Al igual que la tajada de jamón aprisionada entre dos rodajas de pan, la agobiada clase media masculla sus angustias entre una opulenta clase rica y una clase pobre resignada a su suerte. El empleado, la enfermera, el maestro, el micro y pequeño empresario, el obrero calificado, el pequeño ganadero o agricultor; todos ellos componen un enorme grupo poblacional estresado y rabioso. Por un lado, su anhelo de tener un estatus social difícil de sostener y por otro, su rabia reprimida al sentir que prácticamente es la clase que sostiene el enorme e ineficiente monstruo de la planilla estatal, a través de sus impuestos y todo tipo de pagos al erario público. El rico sabe cómo evadirlos y el pobre no los paga o, mejor aún, recibe subsidios sacados del bolsillo de la clase media. Para completar, nuestras micro y pequeñas empresas, generadoras del 90% del empleo nacional, son consideradas vacas lecheras a las que se les ordeña sin compasión.
Sobre los hombros de la clase media se ha puesto una carga excesiva. Su escape no puede ser hacia arriba, a no ser mediante una lotería o dedicándose a actos de corrupción y otras actividades ilícitas. Su único escape es hacia abajo, hacia la informalidad, renunciando a su estatus social, apartamento, carro, finquita, lote de playa, es decir, sometiéndose a una cruel pauperización para no hundirse en estrés y depresión.
Todo esto mantiene la clase media del planeta al borde de una crisis de nervios manifestada con agresividad, mal humor y rabia reprimida hacia todo lo que huela a político o funcionario público. Ni siquiera tenemos el poder político suficiente para escoger gobernantes, pues estos son elegidos con el dinero de los poderosos y con la incultura política de las clases más pobres.

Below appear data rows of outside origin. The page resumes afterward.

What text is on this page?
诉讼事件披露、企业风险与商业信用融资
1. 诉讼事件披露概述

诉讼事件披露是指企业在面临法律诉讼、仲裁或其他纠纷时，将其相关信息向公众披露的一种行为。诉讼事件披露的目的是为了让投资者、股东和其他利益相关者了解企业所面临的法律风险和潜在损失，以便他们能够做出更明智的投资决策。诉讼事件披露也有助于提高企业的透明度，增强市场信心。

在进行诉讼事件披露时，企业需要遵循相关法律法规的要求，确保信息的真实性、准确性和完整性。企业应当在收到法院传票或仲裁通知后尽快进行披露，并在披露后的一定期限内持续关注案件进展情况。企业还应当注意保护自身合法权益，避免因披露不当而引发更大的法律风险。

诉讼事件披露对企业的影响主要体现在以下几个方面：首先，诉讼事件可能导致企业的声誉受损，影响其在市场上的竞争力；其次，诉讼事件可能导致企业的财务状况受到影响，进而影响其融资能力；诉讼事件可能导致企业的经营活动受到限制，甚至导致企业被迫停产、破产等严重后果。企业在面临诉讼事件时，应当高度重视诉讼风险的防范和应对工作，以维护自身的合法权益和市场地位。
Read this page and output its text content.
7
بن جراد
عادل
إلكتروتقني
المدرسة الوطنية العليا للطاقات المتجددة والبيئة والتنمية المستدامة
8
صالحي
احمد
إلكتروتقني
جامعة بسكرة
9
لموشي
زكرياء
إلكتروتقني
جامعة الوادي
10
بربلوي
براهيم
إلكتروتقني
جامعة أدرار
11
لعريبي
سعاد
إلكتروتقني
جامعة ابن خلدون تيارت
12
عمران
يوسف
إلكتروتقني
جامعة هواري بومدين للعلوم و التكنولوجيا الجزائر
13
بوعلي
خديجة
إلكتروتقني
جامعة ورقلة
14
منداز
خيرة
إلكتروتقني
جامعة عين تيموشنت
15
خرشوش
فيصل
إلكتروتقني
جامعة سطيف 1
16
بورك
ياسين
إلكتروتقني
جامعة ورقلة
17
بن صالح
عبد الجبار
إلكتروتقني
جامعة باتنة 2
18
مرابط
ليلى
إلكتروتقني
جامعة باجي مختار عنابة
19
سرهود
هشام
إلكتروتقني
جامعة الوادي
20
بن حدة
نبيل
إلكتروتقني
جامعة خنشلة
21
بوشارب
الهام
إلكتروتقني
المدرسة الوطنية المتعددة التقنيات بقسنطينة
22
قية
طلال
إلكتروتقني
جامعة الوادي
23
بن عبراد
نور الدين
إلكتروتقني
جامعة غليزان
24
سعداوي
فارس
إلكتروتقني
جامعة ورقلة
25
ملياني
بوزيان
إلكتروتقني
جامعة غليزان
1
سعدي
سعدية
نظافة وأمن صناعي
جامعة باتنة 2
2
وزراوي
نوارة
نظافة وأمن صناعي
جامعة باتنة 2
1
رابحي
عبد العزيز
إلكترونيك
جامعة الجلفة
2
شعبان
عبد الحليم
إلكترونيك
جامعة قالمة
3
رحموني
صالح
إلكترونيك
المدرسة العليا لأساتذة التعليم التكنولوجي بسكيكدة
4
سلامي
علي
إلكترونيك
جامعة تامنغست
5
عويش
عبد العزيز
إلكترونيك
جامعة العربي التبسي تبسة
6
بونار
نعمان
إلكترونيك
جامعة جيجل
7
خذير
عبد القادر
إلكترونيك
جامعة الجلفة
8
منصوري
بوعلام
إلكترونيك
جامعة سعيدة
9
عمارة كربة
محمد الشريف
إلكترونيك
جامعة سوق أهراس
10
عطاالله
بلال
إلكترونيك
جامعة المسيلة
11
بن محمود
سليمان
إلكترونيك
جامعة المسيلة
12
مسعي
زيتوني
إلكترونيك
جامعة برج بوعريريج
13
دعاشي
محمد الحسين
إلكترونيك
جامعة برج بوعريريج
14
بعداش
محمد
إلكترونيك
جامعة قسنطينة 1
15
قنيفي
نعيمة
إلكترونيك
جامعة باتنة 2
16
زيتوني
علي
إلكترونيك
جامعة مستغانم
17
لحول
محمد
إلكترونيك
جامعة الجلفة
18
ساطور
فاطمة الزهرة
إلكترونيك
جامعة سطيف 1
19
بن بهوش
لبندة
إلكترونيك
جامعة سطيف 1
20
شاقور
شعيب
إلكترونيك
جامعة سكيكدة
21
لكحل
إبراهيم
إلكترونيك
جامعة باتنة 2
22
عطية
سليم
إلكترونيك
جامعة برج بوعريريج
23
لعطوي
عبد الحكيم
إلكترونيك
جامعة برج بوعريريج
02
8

La ironía en Panamá es que somos la mayoría de la población, pero con una increíble baja capacidad de protesta masiva. En otros países, las clases medias han explotado en las calles: la primavera árabe, el movimiento de “los indignados” en España, los chalecos amarillos en Francia, los cacerolazos en Chile, Ecuador, Colombia, todos ellos con un común denominador: hartazgo de funcionarios públicos y poderosos empresarios corruptos, desempleo, partidos políticos desacreditados, descarado robo constante al erario público, o sea nuestro dinero.
El grado de desigualdad entre los ingresos de un minúsculo 1% de individuos todopoderosos y el resto de los ciudadanos, ha llegado a un punto que hace peligrar nuestras democracias. Muchos países ya se han dado cuenta que la única salida es la instauración de un impuesto significativo a la riqueza de los poderosos, con el fin de entrar urgentemente en una etapa de redistribución de ingresos y un empoderamiento del fisco que permita hacer inversión social de calidad: educación, salud, seguridad social. Si los poderosos no se pellizcan y aceptan que llegó la hora de ganar un poco menos, entonces las airadas clases medias lo exigirán en las calles a punta de cacerolazos.